Quintette of Questions: Christine Bell
Today I’m asking Christine Bell 5 questions about her latest book!
1. What’s the name of your latest book – and how hard was it to pick a title?
No Small Shame isn’t the original title. My publisher ‘stole’ one of my chapter titles for the book, (their words 🙂 ), as they said the original title reflected the story of one of the other main characters more than that of my protagonist. I’d never thought of it that way; but once it was pointed out, it made perfect sense. I’ve known the story by its old title for such a long time, sometimes I worry I might accidentally call the book by the wrong name. Now though, combined with the gorgeous cover, I can’t really imagine No Small Shame being called anything else.
2. If you could choose anyone from any time period, who would you cast as the leads in your latest book?
Once, I would’ve cast Olive Thomas, an early 20th century silent movie actress to play the role of Mary, my main character.
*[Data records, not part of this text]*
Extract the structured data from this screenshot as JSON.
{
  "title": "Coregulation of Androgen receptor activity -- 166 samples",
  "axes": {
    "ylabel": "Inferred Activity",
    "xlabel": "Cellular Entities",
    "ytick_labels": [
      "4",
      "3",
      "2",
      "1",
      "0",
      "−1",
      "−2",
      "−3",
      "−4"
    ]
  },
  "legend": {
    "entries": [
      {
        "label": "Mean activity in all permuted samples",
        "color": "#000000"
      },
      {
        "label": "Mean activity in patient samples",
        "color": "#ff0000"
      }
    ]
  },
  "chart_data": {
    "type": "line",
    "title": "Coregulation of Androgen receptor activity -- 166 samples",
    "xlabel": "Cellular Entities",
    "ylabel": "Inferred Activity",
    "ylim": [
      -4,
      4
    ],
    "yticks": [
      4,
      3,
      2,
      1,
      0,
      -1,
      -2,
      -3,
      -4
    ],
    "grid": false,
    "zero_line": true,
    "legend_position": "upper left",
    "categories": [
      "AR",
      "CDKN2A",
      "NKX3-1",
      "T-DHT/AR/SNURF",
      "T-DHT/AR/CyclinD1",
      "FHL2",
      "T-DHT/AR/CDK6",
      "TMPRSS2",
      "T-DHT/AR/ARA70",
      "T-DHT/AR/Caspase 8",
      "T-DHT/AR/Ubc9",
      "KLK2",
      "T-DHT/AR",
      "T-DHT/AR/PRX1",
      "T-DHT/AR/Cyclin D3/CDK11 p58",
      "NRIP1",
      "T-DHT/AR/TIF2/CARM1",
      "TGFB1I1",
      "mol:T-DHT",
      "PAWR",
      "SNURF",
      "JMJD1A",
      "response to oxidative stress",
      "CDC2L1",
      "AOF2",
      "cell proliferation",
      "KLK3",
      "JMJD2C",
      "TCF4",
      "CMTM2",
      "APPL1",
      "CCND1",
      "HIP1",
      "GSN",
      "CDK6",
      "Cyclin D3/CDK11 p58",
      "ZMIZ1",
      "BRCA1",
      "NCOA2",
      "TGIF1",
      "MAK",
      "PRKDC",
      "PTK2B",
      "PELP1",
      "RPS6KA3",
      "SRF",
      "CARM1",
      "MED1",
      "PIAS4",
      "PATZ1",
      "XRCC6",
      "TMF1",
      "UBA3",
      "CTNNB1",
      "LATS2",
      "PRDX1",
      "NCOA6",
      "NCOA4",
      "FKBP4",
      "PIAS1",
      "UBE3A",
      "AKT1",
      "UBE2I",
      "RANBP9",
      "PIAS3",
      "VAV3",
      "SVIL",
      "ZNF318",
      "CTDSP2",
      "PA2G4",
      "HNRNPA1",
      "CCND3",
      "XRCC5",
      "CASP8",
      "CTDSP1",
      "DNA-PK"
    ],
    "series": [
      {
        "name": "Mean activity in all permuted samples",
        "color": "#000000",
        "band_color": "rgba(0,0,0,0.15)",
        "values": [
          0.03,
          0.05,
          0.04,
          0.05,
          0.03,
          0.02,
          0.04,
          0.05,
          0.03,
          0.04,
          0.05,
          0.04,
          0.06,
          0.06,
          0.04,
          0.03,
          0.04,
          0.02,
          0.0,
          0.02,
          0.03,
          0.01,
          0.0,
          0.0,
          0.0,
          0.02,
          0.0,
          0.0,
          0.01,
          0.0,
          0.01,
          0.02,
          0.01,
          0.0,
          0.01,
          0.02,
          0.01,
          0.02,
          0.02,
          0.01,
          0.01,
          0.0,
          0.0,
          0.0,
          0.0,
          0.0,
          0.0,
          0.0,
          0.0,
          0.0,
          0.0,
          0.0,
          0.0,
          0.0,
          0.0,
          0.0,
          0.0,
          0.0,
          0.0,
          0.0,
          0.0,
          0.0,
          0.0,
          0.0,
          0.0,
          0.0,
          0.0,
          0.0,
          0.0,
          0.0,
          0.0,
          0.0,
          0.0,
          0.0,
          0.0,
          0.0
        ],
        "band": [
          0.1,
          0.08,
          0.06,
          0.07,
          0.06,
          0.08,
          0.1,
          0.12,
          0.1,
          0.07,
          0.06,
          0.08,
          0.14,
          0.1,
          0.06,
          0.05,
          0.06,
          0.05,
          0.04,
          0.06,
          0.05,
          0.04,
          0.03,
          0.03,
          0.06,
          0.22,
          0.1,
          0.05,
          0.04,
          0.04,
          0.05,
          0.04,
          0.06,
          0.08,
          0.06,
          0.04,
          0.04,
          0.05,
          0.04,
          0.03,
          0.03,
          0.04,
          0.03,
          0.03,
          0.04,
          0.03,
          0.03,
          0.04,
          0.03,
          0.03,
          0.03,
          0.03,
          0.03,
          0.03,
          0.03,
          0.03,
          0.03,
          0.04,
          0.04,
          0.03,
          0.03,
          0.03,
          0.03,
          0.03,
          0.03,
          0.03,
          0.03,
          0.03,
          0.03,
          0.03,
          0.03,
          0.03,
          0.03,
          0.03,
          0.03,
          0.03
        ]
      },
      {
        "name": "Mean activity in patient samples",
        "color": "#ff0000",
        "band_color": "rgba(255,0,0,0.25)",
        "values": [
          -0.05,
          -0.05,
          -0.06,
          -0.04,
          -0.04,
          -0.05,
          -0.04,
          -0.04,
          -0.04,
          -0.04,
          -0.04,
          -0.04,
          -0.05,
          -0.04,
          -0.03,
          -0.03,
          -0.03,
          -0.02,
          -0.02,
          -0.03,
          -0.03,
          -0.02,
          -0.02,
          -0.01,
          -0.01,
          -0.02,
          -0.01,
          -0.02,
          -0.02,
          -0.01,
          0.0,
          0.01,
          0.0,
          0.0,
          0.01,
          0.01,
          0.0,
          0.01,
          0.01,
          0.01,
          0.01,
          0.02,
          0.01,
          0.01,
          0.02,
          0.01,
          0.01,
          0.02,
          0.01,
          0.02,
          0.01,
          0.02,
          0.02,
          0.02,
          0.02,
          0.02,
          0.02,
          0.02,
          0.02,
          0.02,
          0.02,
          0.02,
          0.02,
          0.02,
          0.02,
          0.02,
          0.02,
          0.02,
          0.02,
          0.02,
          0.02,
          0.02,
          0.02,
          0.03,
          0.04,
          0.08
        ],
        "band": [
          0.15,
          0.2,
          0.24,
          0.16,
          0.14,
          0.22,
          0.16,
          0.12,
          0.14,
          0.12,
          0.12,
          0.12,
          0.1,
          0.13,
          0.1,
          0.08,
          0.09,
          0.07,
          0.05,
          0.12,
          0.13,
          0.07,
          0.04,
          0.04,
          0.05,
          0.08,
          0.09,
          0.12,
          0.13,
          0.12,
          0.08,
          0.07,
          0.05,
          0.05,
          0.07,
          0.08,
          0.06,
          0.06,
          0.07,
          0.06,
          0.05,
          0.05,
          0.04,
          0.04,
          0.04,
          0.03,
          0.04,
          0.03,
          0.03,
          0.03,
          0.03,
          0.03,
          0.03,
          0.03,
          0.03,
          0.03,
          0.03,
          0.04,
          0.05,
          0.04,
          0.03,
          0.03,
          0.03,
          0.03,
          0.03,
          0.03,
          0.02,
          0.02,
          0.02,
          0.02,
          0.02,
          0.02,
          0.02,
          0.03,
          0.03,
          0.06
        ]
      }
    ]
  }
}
Thomas had the exact same look, the unruly hair and defiant eyes. But seeing Saoirse Ronan in Brooklyn, I can easily imagine her playing Mary, except Ronan’s growing older faster than the book is likely to be made into a movie! Liam Hemsworth would make the perfect Liam. He’s the build, the looks, and could carry all the promise and sweetness lost.
3. What five words best describe your story?
Evocative, heartbreaking, authentic, compelling, tragic.
4. Who is your favourite fictional team/couple?
I loved Tom and Isabel Sherbourne from The Light Between Oceans. Their great love created an impossible dilemma. But a greater love has no man than to give up his principles for the happiness of the woman he loves. And ultimately, Isabel gave up everything for Tom in return. The impossible moral choice resonates in No Small Shame.
5. What song reflects a theme, character, relationship or scene in your book?
At first, I found this question really hard and then came the answer, boom! There is a scene that could be written and included if the book was made into a movie. It wouldn’t need any dialogue just visuals and the song Angel sung by Sarah MacLachlan. The mood, melody and lyrics all so hauntingly evoke Mary’s relationship with her husband.
About No Small Shame
Australia, 1914. The world is erupting in war. Jobs are scarce and immigrants unwelcome. For young Catholic Mary O’Donnell, this is not the new life she imagined. When one foolish night of passion leads to an unexpected pregnancy and a loveless marriage, Mary’s reluctant husband Liam escapes to the trenches. With her overbearing mother attempting to control her every decision, Mary flees to Melbourne determined to build a life for herself and her child.
There, she forms an unlikely friendship with Protestant army reject Tom Robbins. But as a shattering betrayal is revealed, Mary must make an impossible choice. Does she embrace the path fate has set for her, or follow the one she longs to take? From the harshness of a pit village in Scotland to the upheaval of wartime Australia, No Small Shame tells the moving story of love and duty, loyalty and betrayal, and confronting the past before you can seek a future.
Buy No Small Shame
About Christine Bell
Christine Bell is a Melbourne fiction writer. Her debut historical novel No Small Shame will be published by Ventura Press (Impact) April 2020. In October 2019, Christine was awarded the inaugural Historical Novel Society Australasia (HNSA) Colleen McCullough Residency for an Established Writer. She is a Varuna fellow and holds a Master of Creative Writing (RMIT). Christine has had 35 short fiction works published for children. No Small Shame is her first adult novel.
Social media links:
- Website: https://christinebell.com.au
- Twitter: https://twitter.com/chrisbellwrites
- Facebook: https://www.facebook.com/chris.bell.77377
- Instagram: https://www.instagram.com/christinembell
So many book launches and author talks have had to be cancelled, I’ve decided to run as many Quintettes as I can to share some great upcoming work – and let you stock up on things to read while we’re all self-isolating.